Novels in a Polish bookstore (Photo credit: Wikipedia)

If you’ve read some of the book reviews I’ve posted recently you might have wondered why even the books I criticize pretty harshly still get some stars.

The system I usually use (here and elsewhere) is:

  1. This book has no redeeming qualities.
  2. This book is bad but has some redeeming quality.
  3. This book has flaws but is readable.  I definitely wouldn’t waste shelf space on it.
  4. This book is nearly perfect.  I don’t regret reading it but I probably wouldn’t put it on my bookshelf.
  5. This book has no flaws.  I would read it again.

Consequently I’ve only given out a dozen or so 5′s, a couple 1′s and a lot of 4′s and 3′s.

I do something very similar with movies – just replace “book” with “movie”, “read” with “watch” etc.

This raises the issue that stars aren’t always equivalent – people don’t always use them to mean the same thing.  If someone else has rated a book a 3, what does that mean?  Does it mean the same thing I would mean by a 3 or do they mean something completely different?  Maybe they rate everything a 5 except for giving really terrible books 3, or maybe they rate everything a 3 except for giving really terrible books 1 - you have no way of knowing.

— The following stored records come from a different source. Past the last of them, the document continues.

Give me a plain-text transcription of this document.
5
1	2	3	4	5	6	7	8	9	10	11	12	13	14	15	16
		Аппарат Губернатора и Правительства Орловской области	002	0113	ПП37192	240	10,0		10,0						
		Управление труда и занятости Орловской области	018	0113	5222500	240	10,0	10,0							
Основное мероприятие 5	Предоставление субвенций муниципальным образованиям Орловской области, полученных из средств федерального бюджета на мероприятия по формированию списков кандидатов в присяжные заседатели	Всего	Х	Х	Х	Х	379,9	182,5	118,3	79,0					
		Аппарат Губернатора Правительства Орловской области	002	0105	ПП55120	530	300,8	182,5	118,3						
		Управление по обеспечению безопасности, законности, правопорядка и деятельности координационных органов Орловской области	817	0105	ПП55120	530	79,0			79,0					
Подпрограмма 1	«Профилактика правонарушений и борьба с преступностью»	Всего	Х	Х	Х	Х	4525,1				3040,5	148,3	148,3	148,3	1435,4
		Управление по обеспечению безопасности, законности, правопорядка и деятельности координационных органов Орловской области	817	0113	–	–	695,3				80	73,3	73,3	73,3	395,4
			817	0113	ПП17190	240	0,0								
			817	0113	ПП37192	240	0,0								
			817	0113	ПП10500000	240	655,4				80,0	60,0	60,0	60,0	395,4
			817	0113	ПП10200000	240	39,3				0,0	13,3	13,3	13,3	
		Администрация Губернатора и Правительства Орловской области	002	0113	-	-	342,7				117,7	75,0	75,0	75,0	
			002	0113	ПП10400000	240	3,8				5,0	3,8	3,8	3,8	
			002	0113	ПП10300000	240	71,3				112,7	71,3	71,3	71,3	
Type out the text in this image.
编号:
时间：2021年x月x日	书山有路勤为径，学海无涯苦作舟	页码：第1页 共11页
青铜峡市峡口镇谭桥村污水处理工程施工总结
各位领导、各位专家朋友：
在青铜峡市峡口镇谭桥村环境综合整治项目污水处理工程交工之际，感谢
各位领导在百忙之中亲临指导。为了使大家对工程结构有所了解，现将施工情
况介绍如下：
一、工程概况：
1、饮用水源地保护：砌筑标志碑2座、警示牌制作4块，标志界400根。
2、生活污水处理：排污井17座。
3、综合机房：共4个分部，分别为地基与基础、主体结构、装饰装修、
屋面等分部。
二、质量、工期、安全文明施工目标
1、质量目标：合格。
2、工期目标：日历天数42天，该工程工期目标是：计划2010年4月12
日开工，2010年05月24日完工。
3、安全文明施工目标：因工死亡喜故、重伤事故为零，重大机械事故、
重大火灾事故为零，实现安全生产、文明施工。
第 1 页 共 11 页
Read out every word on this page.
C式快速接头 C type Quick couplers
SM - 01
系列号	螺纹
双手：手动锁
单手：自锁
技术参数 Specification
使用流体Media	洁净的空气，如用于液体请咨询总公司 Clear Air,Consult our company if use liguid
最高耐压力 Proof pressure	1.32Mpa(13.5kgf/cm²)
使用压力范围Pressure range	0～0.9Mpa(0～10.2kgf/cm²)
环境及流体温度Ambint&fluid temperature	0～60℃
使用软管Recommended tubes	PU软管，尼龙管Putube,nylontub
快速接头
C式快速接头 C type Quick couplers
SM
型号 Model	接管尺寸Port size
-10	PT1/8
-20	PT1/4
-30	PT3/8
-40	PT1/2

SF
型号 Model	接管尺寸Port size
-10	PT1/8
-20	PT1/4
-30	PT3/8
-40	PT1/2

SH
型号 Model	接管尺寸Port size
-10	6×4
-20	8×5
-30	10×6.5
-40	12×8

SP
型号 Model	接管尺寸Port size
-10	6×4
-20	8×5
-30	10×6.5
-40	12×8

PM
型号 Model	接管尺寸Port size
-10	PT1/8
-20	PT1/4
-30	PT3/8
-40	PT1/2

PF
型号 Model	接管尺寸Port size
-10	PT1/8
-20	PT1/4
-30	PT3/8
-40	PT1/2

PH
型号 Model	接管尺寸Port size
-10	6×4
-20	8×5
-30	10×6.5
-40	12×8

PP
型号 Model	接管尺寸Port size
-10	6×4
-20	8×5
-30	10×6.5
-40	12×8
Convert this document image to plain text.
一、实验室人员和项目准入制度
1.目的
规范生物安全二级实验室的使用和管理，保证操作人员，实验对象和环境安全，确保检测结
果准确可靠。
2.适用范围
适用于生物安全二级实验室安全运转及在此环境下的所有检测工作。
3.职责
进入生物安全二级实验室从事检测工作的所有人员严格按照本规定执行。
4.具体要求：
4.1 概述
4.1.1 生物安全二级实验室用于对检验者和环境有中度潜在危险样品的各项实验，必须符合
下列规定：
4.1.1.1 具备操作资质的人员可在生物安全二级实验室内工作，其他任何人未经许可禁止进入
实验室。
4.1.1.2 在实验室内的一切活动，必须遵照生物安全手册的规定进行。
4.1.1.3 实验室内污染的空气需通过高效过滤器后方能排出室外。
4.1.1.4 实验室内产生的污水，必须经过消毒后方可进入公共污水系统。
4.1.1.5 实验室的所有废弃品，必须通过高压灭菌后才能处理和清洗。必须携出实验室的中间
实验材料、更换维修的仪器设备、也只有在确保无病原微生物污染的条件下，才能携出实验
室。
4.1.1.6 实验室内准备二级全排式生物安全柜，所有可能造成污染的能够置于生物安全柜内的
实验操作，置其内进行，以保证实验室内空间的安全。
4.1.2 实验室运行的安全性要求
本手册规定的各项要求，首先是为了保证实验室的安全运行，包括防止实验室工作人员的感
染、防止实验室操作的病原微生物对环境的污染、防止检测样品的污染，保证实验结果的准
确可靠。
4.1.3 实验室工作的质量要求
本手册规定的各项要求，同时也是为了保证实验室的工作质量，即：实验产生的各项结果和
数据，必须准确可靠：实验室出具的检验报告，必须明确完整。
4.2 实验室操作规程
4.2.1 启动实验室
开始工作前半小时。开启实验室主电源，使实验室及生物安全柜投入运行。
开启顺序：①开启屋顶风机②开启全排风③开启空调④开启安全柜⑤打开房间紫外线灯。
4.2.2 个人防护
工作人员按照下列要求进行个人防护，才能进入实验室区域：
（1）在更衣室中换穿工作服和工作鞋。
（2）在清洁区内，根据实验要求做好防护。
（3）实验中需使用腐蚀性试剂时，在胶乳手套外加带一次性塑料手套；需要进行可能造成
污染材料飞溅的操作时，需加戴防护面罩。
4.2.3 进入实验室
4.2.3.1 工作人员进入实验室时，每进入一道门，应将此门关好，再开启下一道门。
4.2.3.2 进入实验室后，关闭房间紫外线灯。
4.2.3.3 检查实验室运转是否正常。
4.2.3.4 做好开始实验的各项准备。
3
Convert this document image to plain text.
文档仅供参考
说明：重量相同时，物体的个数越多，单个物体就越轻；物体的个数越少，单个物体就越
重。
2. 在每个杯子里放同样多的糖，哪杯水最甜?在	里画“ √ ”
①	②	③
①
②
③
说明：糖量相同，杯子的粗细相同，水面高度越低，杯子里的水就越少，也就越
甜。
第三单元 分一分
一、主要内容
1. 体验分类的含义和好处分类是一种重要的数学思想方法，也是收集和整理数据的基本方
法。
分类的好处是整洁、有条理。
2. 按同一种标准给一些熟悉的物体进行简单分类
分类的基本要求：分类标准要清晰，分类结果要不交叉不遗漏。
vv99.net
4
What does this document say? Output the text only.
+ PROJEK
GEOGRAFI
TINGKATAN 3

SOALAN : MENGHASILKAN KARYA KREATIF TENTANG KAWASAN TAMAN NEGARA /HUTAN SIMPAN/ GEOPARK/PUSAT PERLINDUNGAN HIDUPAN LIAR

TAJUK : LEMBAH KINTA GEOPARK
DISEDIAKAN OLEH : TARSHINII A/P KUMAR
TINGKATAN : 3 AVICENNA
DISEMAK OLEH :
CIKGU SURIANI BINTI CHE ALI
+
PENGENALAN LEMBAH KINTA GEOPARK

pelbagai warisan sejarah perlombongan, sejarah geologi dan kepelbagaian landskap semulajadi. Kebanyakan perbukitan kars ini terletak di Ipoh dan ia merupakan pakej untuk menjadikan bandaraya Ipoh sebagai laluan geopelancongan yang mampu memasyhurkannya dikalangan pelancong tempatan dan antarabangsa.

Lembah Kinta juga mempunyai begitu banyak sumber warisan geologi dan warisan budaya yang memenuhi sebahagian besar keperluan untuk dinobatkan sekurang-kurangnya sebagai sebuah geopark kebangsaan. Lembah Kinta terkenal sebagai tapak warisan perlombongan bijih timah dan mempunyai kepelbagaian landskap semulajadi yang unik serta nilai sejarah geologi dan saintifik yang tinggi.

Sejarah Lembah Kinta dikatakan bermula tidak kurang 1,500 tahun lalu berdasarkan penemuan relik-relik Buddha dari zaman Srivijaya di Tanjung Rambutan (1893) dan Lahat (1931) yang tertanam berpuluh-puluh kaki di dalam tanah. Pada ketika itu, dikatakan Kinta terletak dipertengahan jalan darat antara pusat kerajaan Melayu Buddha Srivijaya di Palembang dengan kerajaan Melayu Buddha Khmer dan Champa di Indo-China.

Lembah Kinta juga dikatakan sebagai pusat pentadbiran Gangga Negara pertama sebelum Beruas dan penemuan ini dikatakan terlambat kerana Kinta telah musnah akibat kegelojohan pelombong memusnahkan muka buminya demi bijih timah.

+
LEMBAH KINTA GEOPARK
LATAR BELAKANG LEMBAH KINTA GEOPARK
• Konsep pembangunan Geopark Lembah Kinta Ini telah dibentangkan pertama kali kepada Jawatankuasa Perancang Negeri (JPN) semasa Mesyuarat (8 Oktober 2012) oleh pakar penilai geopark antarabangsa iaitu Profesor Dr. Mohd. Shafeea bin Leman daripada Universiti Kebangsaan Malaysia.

That makes things like the rating histogram on Amazon less useful, because not only can the stars mean different things but each mix of reviewers will be different.  Unfortunately a lot of the time the stars are almost all we have to base our purchasing decisions on.  Which brings up the fact that getting book recommendations are hard.  There are a lot of sites that attempt it, but personal taste is a tenuous thing to pin down and the “goodness” of a book is hard to determine algorithmically.